The French Parliament decided Thursday to outlaw the use of words like "sausage," "steak," "burger," "milk," and even "bacon-flavored" when referring to vegan versions of traditional meat- or dairy-based items.
The measure was put forward by Member of Parliament Jean-Baptiste Moreau, a cattle farmer and member of President Emmanuel Macron’s En Marche! centrist party.
“It is important to combat false claims,” tweeted Moreau last week. “Our products must be designated correctly: the terms of #cheese or #steak will be reserved for products of animal origin.”
Moreau based his argument in part on a European Court of Justice decision from June 2017, which ruled that terms including “milk”, “cream”, and “cheese” could not be used to refer to certain plant-based foods including soy milk.
The new French law must be debated by the National Assembly before being adopted; a public forum is planned for the end of May. If the law is passed, companies who use these words to refer to plant-based items may face fines of up to €300,000.
Moreau indicated in his argument that using these words to refer to plant-based foods can mislead shoppers. This is the same reasoning put forward by Big Dairy last year with the DAIRY PRIDE Act, which sought to prohibit plant-based food producers from using words like milk and yogurt to refer to their products. Earlier this year, the United States Cattlemen Association similarly filed a petition with the USDA, demanding that the Agency define the term “beef” more specifically, ostensibly to prevent plant-based meat companies such as Impossible Foods, the maker of the plant-based Impossible Burger, from using the word.
Moreau's argument, however, also targeted products that contain some meat but a "significant" proportion of plant-based ingredients. He indicated that a mixture of "meat and vegetable-based products, like soy, which is very profitable for the producer compared to a pure meat beef steak can be marketed in a way that gives the consumer the impression he is consuming meat only."

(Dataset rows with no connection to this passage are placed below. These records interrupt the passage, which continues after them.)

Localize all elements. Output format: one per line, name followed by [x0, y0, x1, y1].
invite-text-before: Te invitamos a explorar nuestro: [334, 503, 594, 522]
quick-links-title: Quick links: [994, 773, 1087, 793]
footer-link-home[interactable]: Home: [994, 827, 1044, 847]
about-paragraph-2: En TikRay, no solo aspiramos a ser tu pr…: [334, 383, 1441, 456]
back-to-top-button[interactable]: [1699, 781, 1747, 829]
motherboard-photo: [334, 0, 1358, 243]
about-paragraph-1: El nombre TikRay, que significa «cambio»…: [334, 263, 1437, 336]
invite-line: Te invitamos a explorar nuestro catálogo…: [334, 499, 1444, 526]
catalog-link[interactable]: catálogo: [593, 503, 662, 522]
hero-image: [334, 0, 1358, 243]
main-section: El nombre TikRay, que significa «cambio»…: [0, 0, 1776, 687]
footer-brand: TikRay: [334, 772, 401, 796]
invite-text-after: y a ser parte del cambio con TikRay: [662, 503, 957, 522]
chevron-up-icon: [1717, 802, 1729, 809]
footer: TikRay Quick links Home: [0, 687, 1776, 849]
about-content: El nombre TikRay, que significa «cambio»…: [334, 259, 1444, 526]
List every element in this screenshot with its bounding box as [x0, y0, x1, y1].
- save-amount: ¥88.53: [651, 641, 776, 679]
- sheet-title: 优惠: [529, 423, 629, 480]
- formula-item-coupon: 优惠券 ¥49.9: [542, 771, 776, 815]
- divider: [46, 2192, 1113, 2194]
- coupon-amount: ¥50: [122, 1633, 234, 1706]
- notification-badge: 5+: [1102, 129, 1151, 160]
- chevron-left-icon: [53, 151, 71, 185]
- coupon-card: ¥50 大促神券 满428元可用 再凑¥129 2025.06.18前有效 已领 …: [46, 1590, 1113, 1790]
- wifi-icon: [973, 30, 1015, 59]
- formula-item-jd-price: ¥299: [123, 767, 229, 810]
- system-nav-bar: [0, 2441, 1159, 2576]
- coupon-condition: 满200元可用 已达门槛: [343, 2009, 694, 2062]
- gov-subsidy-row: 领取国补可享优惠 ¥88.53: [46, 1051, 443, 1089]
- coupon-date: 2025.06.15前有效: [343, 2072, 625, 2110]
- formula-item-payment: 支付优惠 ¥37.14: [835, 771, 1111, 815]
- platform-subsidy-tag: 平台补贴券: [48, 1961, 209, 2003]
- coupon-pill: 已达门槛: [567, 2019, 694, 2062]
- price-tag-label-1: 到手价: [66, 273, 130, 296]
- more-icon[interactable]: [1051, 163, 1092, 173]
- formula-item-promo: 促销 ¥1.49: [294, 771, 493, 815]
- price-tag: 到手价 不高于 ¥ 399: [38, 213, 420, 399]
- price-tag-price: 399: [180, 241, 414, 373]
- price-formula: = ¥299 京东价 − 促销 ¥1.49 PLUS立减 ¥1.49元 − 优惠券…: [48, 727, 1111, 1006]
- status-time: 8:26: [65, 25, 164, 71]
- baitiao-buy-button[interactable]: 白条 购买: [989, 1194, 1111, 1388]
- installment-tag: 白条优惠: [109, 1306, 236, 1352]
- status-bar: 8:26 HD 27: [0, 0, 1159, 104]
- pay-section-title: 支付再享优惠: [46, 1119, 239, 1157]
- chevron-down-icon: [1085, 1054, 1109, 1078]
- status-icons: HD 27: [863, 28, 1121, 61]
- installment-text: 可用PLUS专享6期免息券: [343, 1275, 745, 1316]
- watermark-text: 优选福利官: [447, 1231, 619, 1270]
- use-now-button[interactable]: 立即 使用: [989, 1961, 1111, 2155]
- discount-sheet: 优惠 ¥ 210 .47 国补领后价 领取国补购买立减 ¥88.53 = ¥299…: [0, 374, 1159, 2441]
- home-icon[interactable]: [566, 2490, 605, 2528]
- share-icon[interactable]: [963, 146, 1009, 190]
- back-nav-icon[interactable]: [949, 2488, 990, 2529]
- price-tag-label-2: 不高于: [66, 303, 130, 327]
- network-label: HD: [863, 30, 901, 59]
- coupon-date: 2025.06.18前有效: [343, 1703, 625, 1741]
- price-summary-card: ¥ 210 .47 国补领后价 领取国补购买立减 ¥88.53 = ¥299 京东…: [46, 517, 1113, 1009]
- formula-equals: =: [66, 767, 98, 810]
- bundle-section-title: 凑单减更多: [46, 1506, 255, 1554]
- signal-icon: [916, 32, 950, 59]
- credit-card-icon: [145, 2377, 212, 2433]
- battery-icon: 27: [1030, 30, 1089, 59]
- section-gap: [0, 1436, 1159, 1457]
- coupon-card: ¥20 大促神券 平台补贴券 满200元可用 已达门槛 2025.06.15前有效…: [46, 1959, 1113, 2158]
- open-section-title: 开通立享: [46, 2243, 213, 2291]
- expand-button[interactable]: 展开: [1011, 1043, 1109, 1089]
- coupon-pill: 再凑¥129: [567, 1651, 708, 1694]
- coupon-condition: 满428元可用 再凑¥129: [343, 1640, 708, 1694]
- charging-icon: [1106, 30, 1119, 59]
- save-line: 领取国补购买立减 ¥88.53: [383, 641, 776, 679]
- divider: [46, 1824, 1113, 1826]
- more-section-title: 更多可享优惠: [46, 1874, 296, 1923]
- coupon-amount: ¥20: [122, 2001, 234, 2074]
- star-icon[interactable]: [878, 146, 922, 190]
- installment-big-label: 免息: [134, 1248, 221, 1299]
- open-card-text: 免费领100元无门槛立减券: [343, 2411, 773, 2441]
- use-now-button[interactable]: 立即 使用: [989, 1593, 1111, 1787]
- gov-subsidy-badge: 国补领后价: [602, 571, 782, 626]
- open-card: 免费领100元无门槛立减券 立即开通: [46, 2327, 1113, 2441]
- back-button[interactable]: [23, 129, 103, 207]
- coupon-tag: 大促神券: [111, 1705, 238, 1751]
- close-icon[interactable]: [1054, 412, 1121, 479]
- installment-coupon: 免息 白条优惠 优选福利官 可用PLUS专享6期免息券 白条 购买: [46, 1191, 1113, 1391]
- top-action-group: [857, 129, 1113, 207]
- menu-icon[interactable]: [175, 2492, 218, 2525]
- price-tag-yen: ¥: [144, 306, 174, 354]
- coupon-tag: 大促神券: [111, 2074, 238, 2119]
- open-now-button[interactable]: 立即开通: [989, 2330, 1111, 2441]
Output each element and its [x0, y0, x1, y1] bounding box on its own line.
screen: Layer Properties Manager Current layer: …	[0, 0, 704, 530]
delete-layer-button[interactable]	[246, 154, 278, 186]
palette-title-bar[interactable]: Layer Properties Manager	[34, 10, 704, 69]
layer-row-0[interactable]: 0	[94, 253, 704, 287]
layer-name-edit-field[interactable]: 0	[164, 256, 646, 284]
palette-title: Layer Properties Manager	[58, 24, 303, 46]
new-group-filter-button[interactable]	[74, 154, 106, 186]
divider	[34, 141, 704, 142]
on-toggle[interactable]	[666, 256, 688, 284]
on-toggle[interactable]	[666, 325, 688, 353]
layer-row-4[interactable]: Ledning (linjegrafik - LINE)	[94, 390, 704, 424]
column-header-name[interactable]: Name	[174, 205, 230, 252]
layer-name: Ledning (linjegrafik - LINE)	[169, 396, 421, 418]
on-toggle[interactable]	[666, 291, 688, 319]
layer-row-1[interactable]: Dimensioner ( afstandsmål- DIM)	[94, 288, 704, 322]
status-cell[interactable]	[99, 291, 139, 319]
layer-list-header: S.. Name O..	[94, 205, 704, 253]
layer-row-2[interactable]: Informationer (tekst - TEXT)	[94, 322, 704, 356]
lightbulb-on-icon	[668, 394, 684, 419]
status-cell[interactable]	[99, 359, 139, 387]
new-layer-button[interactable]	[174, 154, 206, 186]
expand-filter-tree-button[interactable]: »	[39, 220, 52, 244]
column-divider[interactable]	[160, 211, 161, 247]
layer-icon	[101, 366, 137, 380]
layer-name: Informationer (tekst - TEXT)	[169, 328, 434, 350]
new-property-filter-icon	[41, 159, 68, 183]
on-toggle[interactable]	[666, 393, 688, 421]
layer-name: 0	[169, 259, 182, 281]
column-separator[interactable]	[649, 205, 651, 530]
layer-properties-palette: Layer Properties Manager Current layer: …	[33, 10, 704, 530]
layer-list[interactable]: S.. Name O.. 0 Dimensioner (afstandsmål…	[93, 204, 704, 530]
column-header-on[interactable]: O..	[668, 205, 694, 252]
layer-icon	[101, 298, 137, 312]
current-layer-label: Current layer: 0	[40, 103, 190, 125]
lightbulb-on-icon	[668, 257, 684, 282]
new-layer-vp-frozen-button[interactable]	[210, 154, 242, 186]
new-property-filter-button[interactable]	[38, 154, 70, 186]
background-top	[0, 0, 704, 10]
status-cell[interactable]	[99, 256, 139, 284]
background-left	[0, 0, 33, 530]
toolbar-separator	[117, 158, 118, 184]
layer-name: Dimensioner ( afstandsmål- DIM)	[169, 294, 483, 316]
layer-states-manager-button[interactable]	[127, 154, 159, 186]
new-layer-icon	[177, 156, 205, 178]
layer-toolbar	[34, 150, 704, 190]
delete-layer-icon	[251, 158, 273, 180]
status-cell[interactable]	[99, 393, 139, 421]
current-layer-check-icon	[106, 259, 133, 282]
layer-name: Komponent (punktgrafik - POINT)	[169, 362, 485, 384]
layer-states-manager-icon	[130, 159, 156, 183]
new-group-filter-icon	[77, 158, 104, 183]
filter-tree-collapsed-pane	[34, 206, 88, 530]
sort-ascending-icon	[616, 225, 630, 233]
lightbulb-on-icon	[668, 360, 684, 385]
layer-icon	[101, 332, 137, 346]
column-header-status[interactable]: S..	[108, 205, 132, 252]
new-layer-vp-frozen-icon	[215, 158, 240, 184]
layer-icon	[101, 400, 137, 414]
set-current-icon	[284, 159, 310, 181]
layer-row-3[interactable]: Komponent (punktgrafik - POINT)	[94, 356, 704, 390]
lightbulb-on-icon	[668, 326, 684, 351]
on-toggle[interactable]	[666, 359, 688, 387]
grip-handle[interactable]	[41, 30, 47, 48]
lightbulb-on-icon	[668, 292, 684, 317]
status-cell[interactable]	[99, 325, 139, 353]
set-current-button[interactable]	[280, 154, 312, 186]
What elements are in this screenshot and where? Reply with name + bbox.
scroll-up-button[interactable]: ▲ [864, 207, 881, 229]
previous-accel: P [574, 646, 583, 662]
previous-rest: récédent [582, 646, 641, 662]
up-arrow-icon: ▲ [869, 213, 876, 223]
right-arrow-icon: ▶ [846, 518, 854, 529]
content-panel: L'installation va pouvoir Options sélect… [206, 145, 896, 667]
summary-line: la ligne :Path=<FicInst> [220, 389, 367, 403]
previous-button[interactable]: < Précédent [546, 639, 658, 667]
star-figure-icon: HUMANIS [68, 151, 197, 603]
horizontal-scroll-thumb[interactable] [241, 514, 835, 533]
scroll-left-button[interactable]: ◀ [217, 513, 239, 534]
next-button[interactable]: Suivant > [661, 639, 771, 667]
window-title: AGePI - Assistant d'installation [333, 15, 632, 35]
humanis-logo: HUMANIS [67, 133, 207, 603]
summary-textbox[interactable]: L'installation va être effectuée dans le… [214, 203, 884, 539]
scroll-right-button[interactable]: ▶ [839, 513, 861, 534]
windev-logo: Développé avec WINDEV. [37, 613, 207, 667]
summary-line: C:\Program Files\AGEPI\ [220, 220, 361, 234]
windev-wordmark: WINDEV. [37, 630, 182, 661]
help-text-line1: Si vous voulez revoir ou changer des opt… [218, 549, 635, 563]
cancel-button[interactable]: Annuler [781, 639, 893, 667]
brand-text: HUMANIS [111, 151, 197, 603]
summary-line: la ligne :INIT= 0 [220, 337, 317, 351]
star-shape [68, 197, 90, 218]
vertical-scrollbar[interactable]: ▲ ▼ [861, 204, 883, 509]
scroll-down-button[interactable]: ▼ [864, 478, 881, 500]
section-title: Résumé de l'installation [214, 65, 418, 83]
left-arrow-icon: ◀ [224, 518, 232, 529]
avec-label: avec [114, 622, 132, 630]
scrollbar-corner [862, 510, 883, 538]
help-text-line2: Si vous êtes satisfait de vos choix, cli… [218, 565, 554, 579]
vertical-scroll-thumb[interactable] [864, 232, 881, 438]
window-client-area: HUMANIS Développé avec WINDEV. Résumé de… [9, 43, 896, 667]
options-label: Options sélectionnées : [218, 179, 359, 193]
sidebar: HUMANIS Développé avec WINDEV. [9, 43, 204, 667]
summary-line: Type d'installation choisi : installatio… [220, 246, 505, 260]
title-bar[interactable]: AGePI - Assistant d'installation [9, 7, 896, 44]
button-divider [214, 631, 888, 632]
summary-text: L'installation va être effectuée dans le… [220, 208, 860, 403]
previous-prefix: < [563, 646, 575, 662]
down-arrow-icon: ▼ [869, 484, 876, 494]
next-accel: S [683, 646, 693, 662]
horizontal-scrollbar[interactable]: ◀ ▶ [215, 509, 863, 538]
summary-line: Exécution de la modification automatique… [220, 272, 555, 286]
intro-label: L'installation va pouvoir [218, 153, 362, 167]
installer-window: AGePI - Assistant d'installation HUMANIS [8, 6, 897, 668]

"It’s a shame that instead of embracing vegan and vegetarian food, France has adopted a position of defensive paranoia,” Wendy Higgins of Humane Society International told the Independent regarding this decision. “But ultimately it won’t stop the rise of compassionate eating because the delicious, nutritious, Earth-friendly and ethical benefits will prevail regardless of what you call the products.”
A 2016 study from the French Ministry of Agriculture found that while 70 percent of protein consumed in France is of animal origin, consumption of meat and dairy is slowly falling in France. According to a November 2017 poll, more than ten percent of young French people have adopted some form of plant-based diet.